Under investor-state dispute settlement (ISDS) provisions found in trade and investment agreements, many laws for the protection of workers’ rights can be threatened, if a foreign investor argues they have a discriminatory effect on their interests.
Corporations could deem unfair any change of policy that improves workers’ rights and conditions, if they see it as a violation of their “legitimate expectations”, - their expected profits. Foreign companies consider they have a right to a stable regulatory context, and governments should not alter laws or regulations, even if public interest objectives such as fundamental labour rights are at stake.
If a state did enact new social and labour rights such as collective agreements, equal pay or decent minimum wage, companies could use the ISDS mechanism to challenge them.
Likewise, any reform favouring local companies or workers could potentially be the target of ISDS disputes.

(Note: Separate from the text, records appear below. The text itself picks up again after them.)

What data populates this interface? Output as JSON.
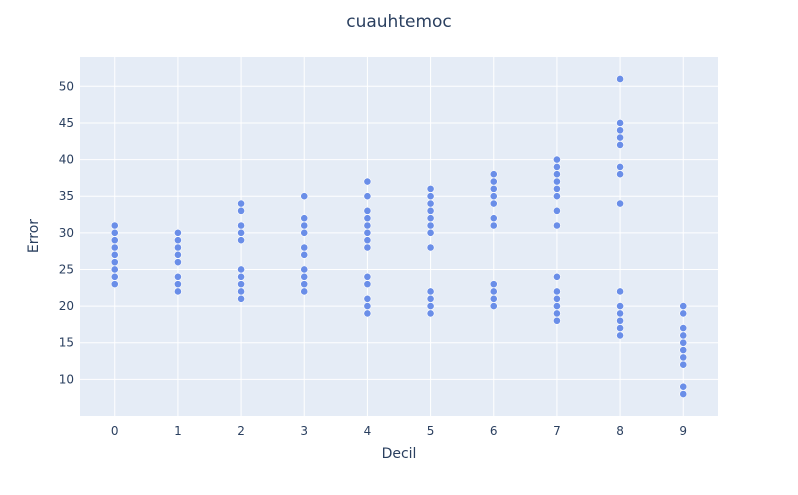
{
  "chart_data": {
    "type": "scatter",
    "title": "cuauhtemoc",
    "xlabel": "Decil",
    "ylabel": "Error",
    "xlim": [
      -0.55,
      9.55
    ],
    "ylim": [
      5,
      54
    ],
    "xticks": [
      0,
      1,
      2,
      3,
      4,
      5,
      6,
      7,
      8,
      9
    ],
    "yticks": [
      10,
      15,
      20,
      25,
      30,
      35,
      40,
      45,
      50
    ],
    "grid": true,
    "legend": "none",
    "colors": {
      "marker": "#6a8ee8",
      "plot_bg": "#e5ecf6",
      "text": "#2a3f5f"
    },
    "series": [
      {
        "points": [
          [
            0,
            23
          ],
          [
            0,
            24
          ],
          [
            0,
            25
          ],
          [
            0,
            26
          ],
          [
            0,
            27
          ],
          [
            0,
            28
          ],
          [
            0,
            29
          ],
          [
            0,
            30
          ],
          [
            0,
            31
          ],
          [
            1,
            22
          ],
          [
            1,
            23
          ],
          [
            1,
            24
          ],
          [
            1,
            26
          ],
          [
            1,
            27
          ],
          [
            1,
            28
          ],
          [
            1,
            29
          ],
          [
            1,
            30
          ],
          [
            2,
            21
          ],
          [
            2,
            22
          ],
          [
            2,
            23
          ],
          [
            2,
            24
          ],
          [
            2,
            25
          ],
          [
            2,
            29
          ],
          [
            2,
            30
          ],
          [
            2,
            31
          ],
          [
            2,
            33
          ],
          [
            2,
            34
          ],
          [
            3,
            22
          ],
          [
            3,
            23
          ],
          [
            3,
            24
          ],
          [
            3,
            25
          ],
          [
            3,
            27
          ],
          [
            3,
            28
          ],
          [
            3,
            30
          ],
          [
            3,
            31
          ],
          [
            3,
            32
          ],
          [
            3,
            35
          ],
          [
            4,
            19
          ],
          [
            4,
            20
          ],
          [
            4,
            21
          ],
          [
            4,
            23
          ],
          [
            4,
            24
          ],
          [
            4,
            28
          ],
          [
            4,
            29
          ],
          [
            4,
            30
          ],
          [
            4,
            31
          ],
          [
            4,
            32
          ],
          [
            4,
            33
          ],
          [
            4,
            35
          ],
          [
            4,
            37
          ],
          [
            5,
            19
          ],
          [
            5,
            20
          ],
          [
            5,
            21
          ],
          [
            5,
            22
          ],
          [
            5,
            28
          ],
          [
            5,
            30
          ],
          [
            5,
            31
          ],
          [
            5,
            32
          ],
          [
            5,
            33
          ],
          [
            5,
            34
          ],
          [
            5,
            35
          ],
          [
            5,
            36
          ],
          [
            6,
            20
          ],
          [
            6,
            21
          ],
          [
            6,
            22
          ],
          [
            6,
            23
          ],
          [
            6,
            31
          ],
          [
            6,
            32
          ],
          [
            6,
            34
          ],
          [
            6,
            35
          ],
          [
            6,
            36
          ],
          [
            6,
            37
          ],
          [
            6,
            38
          ],
          [
            7,
            18
          ],
          [
            7,
            19
          ],
          [
            7,
            20
          ],
          [
            7,
            21
          ],
          [
            7,
            22
          ],
          [
            7,
            24
          ],
          [
            7,
            31
          ],
          [
            7,
            33
          ],
          [
            7,
            35
          ],
          [
            7,
            36
          ],
          [
            7,
            37
          ],
          [
            7,
            38
          ],
          [
            7,
            39
          ],
          [
            7,
            40
          ],
          [
            8,
            16
          ],
          [
            8,
            17
          ],
          [
            8,
            18
          ],
          [
            8,
            19
          ],
          [
            8,
            20
          ],
          [
            8,
            22
          ],
          [
            8,
            34
          ],
          [
            8,
            38
          ],
          [
            8,
            39
          ],
          [
            8,
            42
          ],
          [
            8,
            43
          ],
          [
            8,
            44
          ],
          [
            8,
            45
          ],
          [
            8,
            51
          ],
          [
            9,
            8
          ],
          [
            9,
            9
          ],
          [
            9,
            12
          ],
          [
            9,
            13
          ],
          [
            9,
            14
          ],
          [
            9,
            15
          ],
          [
            9,
            16
          ],
          [
            9,
            17
          ],
          [
            9,
            19
          ],
          [
            9,
            20
          ]
        ]
      }
    ]
  }
}
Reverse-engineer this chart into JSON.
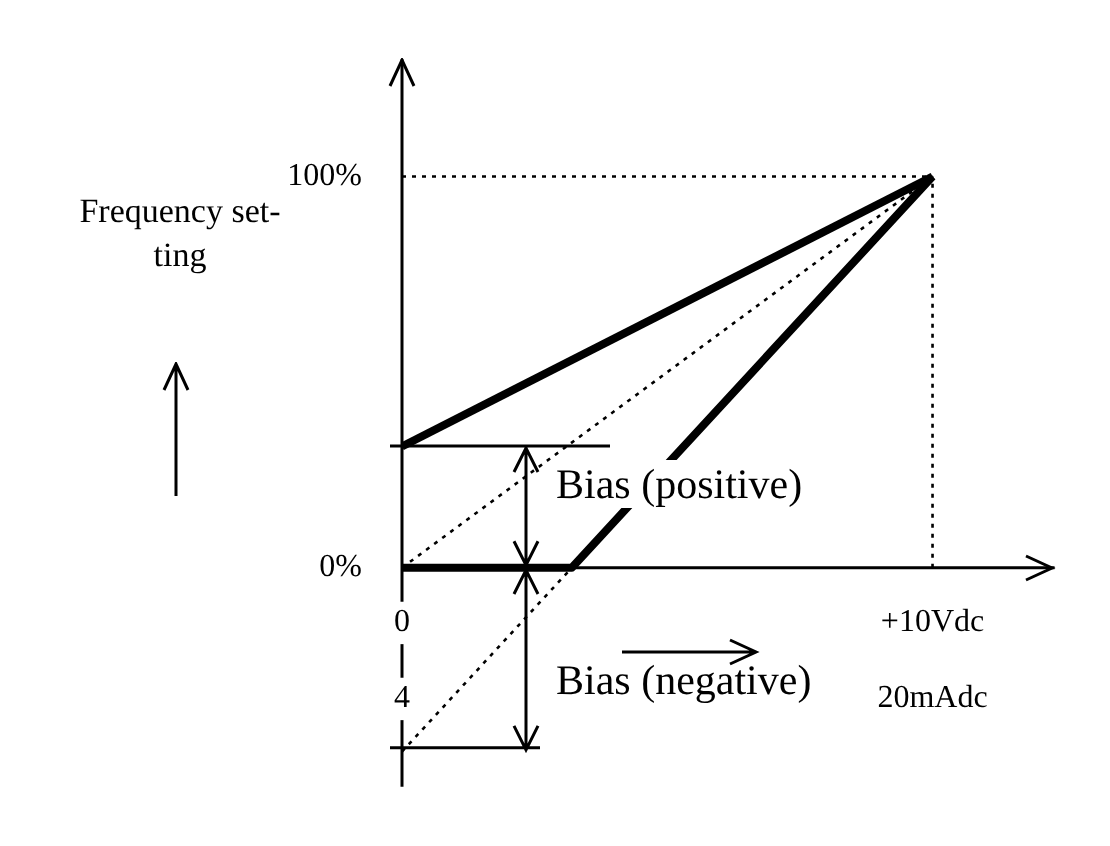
{
  "chart_data": {
    "type": "line",
    "ylabel": "Frequency set-ting",
    "xlim": [
      0,
      12.3
    ],
    "xticks": [
      0,
      {
        "value": 10,
        "label": "+10Vdc"
      }
    ],
    "x2lim": [
      4,
      23.68
    ],
    "x2ticks": [
      4,
      {
        "value": 20,
        "label": "20mAdc"
      }
    ],
    "ylim": [
      -56,
      130
    ],
    "yticks": [
      {
        "value": 0,
        "label": "0%"
      },
      {
        "value": 100,
        "label": "100%"
      }
    ],
    "series": [
      {
        "color": "#000000",
        "line_style": "solid",
        "x": [
          0,
          10
        ],
        "values": [
          31,
          100
        ]
      },
      {
        "color": "#000000",
        "line_style": "dotted",
        "x": [
          0,
          10
        ],
        "values": [
          0,
          100
        ]
      },
      {
        "color": "#000000",
        "line_style": "solid",
        "x": [
          0,
          3.2,
          10
        ],
        "values": [
          0,
          0,
          100
        ]
      },
      {
        "color": "#000000",
        "line_style": "dotted",
        "x": [
          0,
          3.2
        ],
        "values": [
          -47,
          0
        ]
      }
    ],
    "ref_lines": [
      {
        "axis": "y",
        "value": 100,
        "line_style": "dotted"
      },
      {
        "axis": "x",
        "value": 10,
        "line_style": "dotted"
      }
    ],
    "annotations": [
      {
        "text": "Bias (positive)",
        "x": 0,
        "y": 31
      },
      {
        "text": "Bias (negative)",
        "x": 0,
        "y": -47
      }
    ],
    "grid": false,
    "marker": "none"
  }
}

The most well-known cases include:
• Piero Foresti & others vs. South Africa: in 2007, Italian and Luxembourg investors lodged an investor-state arbitral claim against South Africa for US$350 million because a new mining law contained anti-discrimination rules from the country’s Black Economic Empowerment Act, which aims to redress some of the injustices of the apartheid regime. The law required mining companies to transfer a portion of their shares into the hands of black investors. The dispute was discontinued in 2010, after the investors received new licenses requiring a much lower divestment of shares (Italy-South Africa and Belgium-Luxembourg-South Africa BITs invoked).
• Véolia (France) vs. Egypt: in 2012, the multinational utility corporation launched a dispute against Egypt, demanding US$110 million following changes to Egypt’s labour laws leading to an increase in minimum wage. Case pending (Egypt-France BIT invoked).
• Abitibi-Bowater (US) vs. Canada: the US paper corporation challenged the decision of Newfoundland and Labrador, a Canadian province, to confiscate various timber, water rights and equipment held by Abitibi-Bowater after the corporation closed a paper mill in Newfoundland, putting 800 employees out of work. Case was settled in 2010 for US$122 to the investor (NAFTA invoked).